Los que hoy hablan en nombre del orden lo saben mejor que nadie. Ya no hace falta el barranco de Víznar donde tiraron a Lorca por rojo y por maricón, sin juicio y sin tumba. Basta con volverlo todo gris: recortar en silencio la ternura que no rinde y repetir la palabra normal hasta que suene a sentido común y no a la amenaza que es. Franco necesitaba fusilar; a sus herederos les alcanza con enseñarnos a no querernos, con dejarnos tan cansados y tan solos que cuidar a otro parezca un lujo que no toca. Es la misma fosa moral de siempre, más limpia, sin sangre a la vista.

Todavía se discute si estas cartas de amor son de puño de Lorca o se le atribuyeron después. No sabemos qué ardió, qué escondió una familia asustada durante décadas para que el poeta cupiera en la foto. El fascismo no se conformó con matarlo. Dejó su amor en duda y siguió disparándole en la letra chica, obligándolo a probar que había existido. Los Sonetos del amor oscuro, esos sí indiscutiblemente suyos, esperaron en un cajón hasta 1984. Medio siglo tardamos en atrevernos a leer en voz alta lo que él ya celebraba, sin pedir perdón, en 1936.

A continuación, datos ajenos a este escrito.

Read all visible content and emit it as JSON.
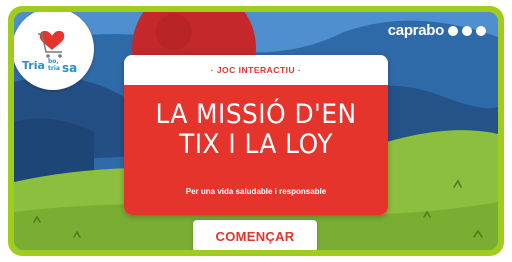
{
  "brand": {
    "name": "caprabo",
    "dots": 3
  },
  "logo": {
    "word_tria_1": "Tria",
    "word_bo": "bo,",
    "word_tria_2": "tria",
    "word_sa": "sa"
  },
  "panel": {
    "kicker": "· JOC INTERACTIU ·",
    "title_line_1": "LA MISSIÓ D'EN",
    "title_line_2": "TIX I LA LOY",
    "subtitle": "Per una vida saludable i responsable"
  },
  "actions": {
    "start_label": "COMENÇAR"
  },
  "colors": {
    "frame": "#9fcc1f",
    "accent_red": "#e4342c",
    "sky_blue": "#2a5f9a",
    "grass_green": "#8cbf3f"
  }
}
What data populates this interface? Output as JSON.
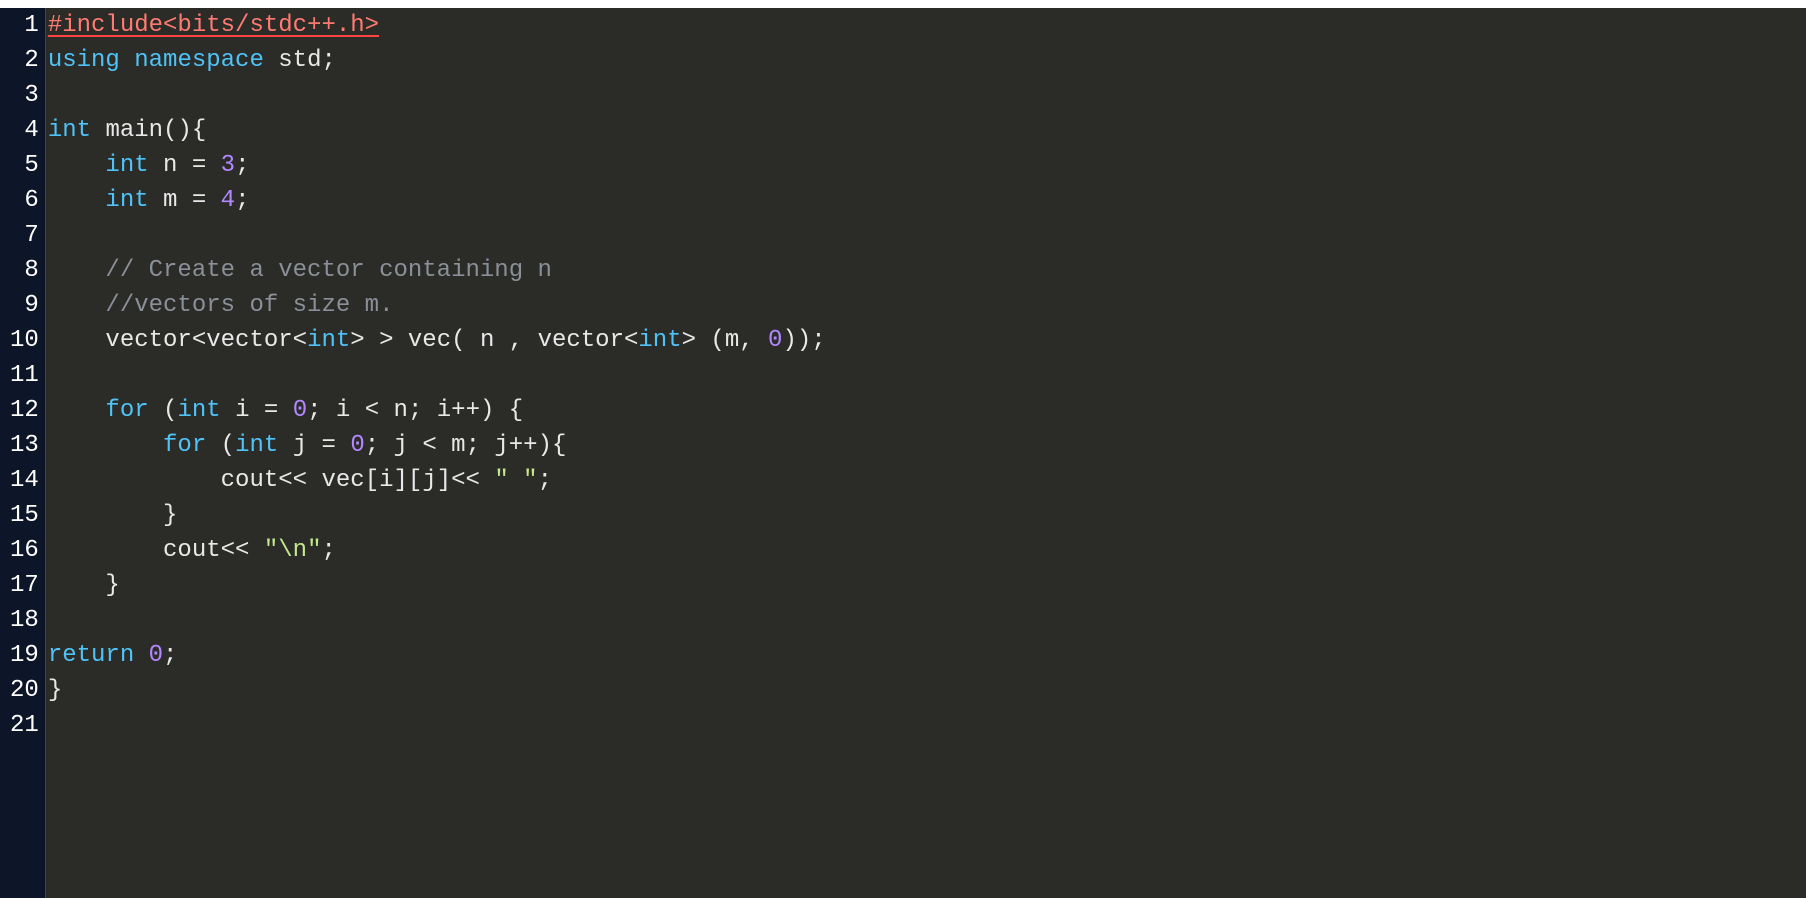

Eso fue lo que pidió y por eso lo mataron. Quería que el mundo entero se organizara de otro modo. Una moral de la libertad entera es más grande que un dormitorio: un plano para la casa de todos, otra manera de repartir el pan. Lo escribió como quien anota una receta para después, confiando en que alguien la cocinaría.

Lo que Lorca dejó fue una invitación y las invitaciones caducan si nadie las toma. Mientras alguien recorta con tijera fina lo que no cabe en su idea de familia, en algún patio de verano dos cuerpos se buscan sin pedir permiso, alguien saca una guitarra, se sirve otra copa y baila con el que acaba de llegar. Ahí sigue el amor sin límites, que nunca fue sólo cosa de dos, con olor a jazmín y a Granada.

Que nos sigan llamando anormales. Nosotros, mientras tanto, seguimos poniendo la mesa para uno más.